E.M. Remarque
Finsternis. Der Geruch von Akazien
stürzte durch die offenen Fenster. Das Geräusch der Reifen auf dem Asphalt,
sanft, ständig, als wolle es nie enden. Der Motor, summend, vertraut, tief und
leise in der feuchten Nachtluft. Der Schimmer eines kleinen Teiches, die
Silhouette der Weiden, heller vor den dunklen Buchen. Wiesen, übertaut,
perlmuttern, fahl. Die Route de Madrid, die Route de la Porte St.-James, die
Route de Deuilly. Ein verschlafenes Haus. Der Geruch von Wasser. Die Seine.

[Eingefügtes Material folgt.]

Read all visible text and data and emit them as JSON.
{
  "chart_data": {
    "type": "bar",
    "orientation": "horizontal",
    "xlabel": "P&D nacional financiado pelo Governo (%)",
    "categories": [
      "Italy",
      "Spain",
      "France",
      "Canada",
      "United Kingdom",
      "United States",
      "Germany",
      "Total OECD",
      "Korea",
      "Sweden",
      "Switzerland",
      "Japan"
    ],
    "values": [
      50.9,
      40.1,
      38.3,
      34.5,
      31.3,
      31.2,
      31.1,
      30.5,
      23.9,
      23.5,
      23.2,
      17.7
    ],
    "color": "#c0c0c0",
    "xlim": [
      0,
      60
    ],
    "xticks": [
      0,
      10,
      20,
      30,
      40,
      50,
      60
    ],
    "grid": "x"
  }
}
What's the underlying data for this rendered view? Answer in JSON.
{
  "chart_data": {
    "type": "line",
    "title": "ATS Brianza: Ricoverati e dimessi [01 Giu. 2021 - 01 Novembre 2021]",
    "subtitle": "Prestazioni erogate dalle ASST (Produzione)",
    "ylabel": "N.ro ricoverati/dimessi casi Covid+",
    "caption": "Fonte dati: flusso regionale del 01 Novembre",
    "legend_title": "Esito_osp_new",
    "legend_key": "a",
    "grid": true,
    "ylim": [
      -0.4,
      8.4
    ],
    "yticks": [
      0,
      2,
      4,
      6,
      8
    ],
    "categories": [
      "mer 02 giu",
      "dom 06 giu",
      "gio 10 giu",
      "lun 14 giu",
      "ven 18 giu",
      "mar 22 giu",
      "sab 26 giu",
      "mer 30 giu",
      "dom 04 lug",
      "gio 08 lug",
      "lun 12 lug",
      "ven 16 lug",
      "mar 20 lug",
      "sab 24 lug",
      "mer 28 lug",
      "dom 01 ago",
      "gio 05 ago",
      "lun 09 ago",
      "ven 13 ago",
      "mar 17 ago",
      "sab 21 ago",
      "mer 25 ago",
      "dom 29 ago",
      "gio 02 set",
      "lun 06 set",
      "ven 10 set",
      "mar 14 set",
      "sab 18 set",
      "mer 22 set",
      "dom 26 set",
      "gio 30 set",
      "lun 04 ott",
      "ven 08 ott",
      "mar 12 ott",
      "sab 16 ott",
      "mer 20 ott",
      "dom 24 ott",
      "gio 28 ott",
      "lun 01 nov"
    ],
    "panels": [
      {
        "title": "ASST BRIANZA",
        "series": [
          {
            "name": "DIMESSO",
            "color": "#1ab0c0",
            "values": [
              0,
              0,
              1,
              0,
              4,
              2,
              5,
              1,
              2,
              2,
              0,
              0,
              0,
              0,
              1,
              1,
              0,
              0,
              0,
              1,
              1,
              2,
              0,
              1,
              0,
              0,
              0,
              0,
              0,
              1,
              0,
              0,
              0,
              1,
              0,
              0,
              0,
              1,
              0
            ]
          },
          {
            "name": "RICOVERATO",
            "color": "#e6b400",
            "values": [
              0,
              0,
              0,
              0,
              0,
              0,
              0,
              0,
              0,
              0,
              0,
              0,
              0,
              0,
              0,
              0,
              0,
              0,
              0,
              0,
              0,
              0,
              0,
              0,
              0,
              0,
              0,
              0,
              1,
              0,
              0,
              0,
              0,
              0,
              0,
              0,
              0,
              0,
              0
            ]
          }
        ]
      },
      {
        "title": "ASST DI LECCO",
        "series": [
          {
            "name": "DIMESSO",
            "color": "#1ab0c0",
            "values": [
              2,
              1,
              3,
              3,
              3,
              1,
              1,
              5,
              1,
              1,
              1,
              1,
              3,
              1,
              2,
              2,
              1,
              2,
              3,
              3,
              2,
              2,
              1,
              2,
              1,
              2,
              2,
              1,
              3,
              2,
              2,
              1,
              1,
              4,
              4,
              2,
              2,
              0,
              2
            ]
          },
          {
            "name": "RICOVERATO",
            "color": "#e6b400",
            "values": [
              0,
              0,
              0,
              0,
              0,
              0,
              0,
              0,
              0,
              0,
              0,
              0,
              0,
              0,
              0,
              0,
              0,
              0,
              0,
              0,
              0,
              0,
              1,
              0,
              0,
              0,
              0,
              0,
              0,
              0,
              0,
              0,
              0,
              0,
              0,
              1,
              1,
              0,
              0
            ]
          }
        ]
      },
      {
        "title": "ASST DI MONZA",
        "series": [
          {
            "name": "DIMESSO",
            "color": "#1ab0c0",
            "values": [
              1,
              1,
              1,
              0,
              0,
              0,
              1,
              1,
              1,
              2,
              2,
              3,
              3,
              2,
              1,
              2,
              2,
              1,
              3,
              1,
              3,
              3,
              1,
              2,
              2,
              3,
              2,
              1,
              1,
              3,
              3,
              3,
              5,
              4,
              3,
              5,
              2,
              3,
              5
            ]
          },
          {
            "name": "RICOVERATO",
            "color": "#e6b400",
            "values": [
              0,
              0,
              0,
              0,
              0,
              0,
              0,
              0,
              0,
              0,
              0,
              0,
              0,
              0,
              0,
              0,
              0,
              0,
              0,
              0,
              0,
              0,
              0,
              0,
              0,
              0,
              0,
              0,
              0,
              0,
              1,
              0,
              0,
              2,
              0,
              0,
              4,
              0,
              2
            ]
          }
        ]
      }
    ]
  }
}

Ravic fuhr den Boulevard de la Seine entlang. Auf dem
mondbeschienenen Wasser trieben, in Abständen, schwarz, zwei Schifferbarken.
Von der entfernteren bellte ein Hund. Über das Wasser kamen Stimmen. Auf dem
Vorderteil der ersten Barke brannte ein Licht. Ravic hielt den Wagen nicht an.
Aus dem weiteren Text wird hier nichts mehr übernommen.